Pope Benedict’s older brother Msgr. Georg Ratzinger dies at 96
REGENSBURG, Germany, July 1, 2020 (LifeSiteNews) – Monsignor Georg Ratzinger, the brother of Pope emeritus Benedict XVI, has died at the age of 96. The former Pope visited his brother one last time just a few days ago, traveling for the first time after his resignation in 2013.
Benedict had surprised everybody by flying to Germany on June 18. Bishop Rudolf Voderholzer of Regensburg welcomed him at the airport. The Pope emeritus stayed at the seminary in Regensburg, visiting with his dying brother several times a day. He was accompanied by his private secretary Archbishop Georg Gänswein, his doctor, his caregiver, and one religious sister.
During his stay in Germany, which was supposed to be private, Benedict XVI spent the bulk of his time with his brother, but also met with the Apostolic Nuncio to Germany, Archbishop Nikola Eterović, as well as the Minister President of Bavaria Markus Söder.

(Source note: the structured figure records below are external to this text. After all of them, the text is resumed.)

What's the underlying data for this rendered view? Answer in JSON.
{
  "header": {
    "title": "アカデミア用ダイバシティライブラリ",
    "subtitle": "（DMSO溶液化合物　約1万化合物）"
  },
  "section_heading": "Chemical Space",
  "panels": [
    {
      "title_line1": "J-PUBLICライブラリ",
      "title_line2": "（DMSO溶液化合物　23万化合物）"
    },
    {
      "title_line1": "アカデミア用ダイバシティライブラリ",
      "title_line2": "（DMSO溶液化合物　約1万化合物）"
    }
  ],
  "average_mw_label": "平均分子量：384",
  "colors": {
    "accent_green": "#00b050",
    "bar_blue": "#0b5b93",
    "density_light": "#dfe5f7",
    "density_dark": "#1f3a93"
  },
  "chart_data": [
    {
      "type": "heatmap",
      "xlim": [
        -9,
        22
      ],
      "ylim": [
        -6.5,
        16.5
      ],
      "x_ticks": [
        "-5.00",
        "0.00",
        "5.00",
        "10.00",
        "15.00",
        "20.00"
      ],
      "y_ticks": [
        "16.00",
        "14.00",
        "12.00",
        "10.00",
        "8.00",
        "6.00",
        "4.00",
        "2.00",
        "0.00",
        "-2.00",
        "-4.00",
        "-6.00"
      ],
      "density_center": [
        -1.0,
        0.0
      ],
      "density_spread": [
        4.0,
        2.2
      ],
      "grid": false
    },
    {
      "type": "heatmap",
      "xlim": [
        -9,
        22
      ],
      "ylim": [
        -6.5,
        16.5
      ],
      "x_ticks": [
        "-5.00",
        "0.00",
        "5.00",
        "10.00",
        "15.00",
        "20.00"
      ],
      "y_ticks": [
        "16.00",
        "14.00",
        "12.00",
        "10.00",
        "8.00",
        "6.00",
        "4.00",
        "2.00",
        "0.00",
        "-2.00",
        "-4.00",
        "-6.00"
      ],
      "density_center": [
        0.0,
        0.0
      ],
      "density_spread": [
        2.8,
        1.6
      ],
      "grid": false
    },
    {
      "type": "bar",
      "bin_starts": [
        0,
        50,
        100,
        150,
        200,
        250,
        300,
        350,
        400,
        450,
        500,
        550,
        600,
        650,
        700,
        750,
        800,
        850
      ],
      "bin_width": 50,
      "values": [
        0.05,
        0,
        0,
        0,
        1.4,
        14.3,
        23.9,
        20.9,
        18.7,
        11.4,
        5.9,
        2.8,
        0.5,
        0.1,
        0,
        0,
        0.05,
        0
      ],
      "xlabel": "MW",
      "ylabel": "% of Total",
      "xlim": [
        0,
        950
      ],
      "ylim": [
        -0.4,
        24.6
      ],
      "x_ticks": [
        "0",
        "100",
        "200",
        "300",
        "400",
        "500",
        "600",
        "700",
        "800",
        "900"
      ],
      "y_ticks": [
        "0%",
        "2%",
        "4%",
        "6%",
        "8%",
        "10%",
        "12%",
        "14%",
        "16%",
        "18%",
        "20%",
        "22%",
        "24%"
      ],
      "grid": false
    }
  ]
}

He traveled to the cemetery where his parents and his sister are buried.
Catholics and other bystanders lined the streets whenever the Pope emeritus moved from one place to another in Regensburg. Thus, in spite of the private nature of his visit, numerous photos and videos of the 93-year-old former Pope were taken. He traveled back to the Vatican on June 22.
Immediately after the news of Georg Ratzinger’s death, the head of the Polish Bishops’ Conference, Archbishop Stanisław Gądecki, tweeted his condolences.
“On behalf of the Polish Bishops’ Conference, I would like to express my sincere condolences on the death of Mons. Georg Ratzinger to his brother Benedict XVI, his family and loved ones as well as to the Church in Germany,” he wrote. “Eternal rest grant unto him, O Lord.”
On behalf of the Polish Bishops' Conference, I would like to express my sincere condolences on the death of Mons. Georg Ratzinger to his brother Benedict XVI, his family and loved ones as well as to the Church in Germany.— Przewodniczący Episkopatu (@Abp_Gadecki) July 1, 2020
Eternal rest grant unto him, O Lord.
Pope Benedict and his older brother were particularly close and had planned to one day retire together in Regensburg, where the man who was to become Pope had bought a house in 1970, while he was a professor at the local university.
Benedict and his brother talked on the phone almost daily, and Georg Ratzinger frequently traveled to the Vatican to visit.
While Pope Benedict could be said to have eclipsed his brother in prominence, Georg Ratzinger was an accomplished Catholic leader in his own right. He was ordained to the priesthood in 1951, together with his brother. Having discovered his love for music already in his youth, Georg Ratzinger proceeded to study Church music in the 1950s.
In 1964, he was made head of the “Regensburger Domspatzen,” the famous cathedral choir of Regensburg. Under his direction, the choir, which consists of boys and men, traveled to North America, Asia, and many places in Europe to perform. The choir also recorded numerous important works, for instance by Johann Sebastian Bach.
Ratzinger stood out as a composer, as well, creating the Mass L’Anno Santo in the year 2000.
The older brother of Pope Benedict resigned from his position in 1994.
He was later accused of having hit some of his students during his time with the Regensburger Domspatzen. Ratzinger was not aware of any sexual abuse within the school, however, and did not engage in sexual abuse.
Ratzinger responded to the accusations, “It is simply madness, how one wants to check how many face slaps have been distributed here over a period [of] 40 years, just like in other institutions.”
Following Ratzinger’s death earlier today, Bishop Rudolf Voderholzer said, “You were a priestly confrere and advisor to me. Your music was a school of prayer, faith instruction and preaching. Countless Eucharistic celebrations in Regensburg Cathedral and in other churches owe beauty, warmth of heart and sublimity to your conducting. You transformed concert halls into houses of prayer.”